Alternative splicing in single cells

Alternative pre-mRNA splicing is a tightly regulated post-transcriptional process that amplifies the coding potential of the genome by co-expressing multiple RNA variants from the same gene. Its investigation at the level of single cells have been challenging thus far due to the limitations of single-cell sequencing technology and current alternative splicing tools have inaccurately reported that most multi-exonic genes tend to express a single isoform at a time. We aim to develop new computational tools using novel statistical approaches to accurately quantify levels of exon splicing and implement it to study changes in alternative splicing during neuronal development.

Splicing regulation using network theory

The outcome of alternative splicing is tightly regulated by the activity of RNA-binding protein modules that bind onto regions close to an alternative exon. These regulators of splicing may exert opposing effects on splicing decisions and some of these proteins play different functions depending on its binding position. We aim to elucidate the underlying regulation that governs alternative splicing decisions by developing a suite of bioinformatics tools that constructs a regulatory network of RNA-binding proteins and its influence on the splicing of alternative exons.
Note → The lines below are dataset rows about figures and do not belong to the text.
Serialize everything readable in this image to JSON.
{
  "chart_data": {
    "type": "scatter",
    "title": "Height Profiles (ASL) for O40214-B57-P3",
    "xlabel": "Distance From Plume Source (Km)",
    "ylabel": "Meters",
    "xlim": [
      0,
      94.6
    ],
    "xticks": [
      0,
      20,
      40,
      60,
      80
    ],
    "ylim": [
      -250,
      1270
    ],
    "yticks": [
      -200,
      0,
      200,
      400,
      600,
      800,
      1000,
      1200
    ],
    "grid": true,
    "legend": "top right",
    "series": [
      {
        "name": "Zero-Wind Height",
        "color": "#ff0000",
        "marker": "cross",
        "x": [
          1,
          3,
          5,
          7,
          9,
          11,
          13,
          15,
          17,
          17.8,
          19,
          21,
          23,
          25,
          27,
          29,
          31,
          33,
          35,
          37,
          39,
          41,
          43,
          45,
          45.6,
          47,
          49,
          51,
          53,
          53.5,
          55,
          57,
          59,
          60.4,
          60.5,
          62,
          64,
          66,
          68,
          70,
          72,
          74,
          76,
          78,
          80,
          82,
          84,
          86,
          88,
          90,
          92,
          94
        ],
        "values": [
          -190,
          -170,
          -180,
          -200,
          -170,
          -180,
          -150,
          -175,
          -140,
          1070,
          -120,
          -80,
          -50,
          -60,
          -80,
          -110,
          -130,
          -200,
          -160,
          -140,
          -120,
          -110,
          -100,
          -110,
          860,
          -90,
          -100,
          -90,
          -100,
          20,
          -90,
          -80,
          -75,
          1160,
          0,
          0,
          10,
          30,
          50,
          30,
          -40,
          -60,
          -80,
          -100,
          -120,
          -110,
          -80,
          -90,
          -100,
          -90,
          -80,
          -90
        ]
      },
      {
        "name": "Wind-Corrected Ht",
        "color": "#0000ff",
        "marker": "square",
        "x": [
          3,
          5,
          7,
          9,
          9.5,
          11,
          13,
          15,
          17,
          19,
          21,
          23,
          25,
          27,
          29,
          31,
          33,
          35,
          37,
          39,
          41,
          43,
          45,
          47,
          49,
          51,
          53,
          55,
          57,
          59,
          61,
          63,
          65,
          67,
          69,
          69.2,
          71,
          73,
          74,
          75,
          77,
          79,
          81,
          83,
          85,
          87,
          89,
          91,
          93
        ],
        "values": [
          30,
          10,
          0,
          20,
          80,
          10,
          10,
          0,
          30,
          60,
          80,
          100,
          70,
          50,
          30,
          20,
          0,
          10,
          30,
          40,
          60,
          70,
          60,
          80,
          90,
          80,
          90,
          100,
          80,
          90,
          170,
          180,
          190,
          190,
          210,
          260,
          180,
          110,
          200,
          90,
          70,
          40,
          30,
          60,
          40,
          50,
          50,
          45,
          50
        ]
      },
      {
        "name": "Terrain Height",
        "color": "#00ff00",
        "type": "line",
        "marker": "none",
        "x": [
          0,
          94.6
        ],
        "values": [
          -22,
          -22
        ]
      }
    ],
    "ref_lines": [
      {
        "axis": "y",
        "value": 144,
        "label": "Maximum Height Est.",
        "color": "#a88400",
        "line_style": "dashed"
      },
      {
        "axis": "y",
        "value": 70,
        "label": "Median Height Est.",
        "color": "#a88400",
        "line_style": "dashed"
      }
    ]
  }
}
Heterogeneity of nonsense-mediated decay (NMD) activity

NMD is a highly conserved quality control mechanism that enforces the accuracy of gene expression by clearing transcripts harboring premature termination codons. The success of many biotechnology and biomedical applications such as CRISPR-Cas9 gene knockout systems and cancer immunotherapies rely on optimal NMD activity. The efficacy of NMD is highly variable between biological systems and between individual cells but little is known about the underlying mechanism that influences this decay pathway. We aim to achieve broader understanding of the predictors of NMD activity using advanced statistical and machine learning models.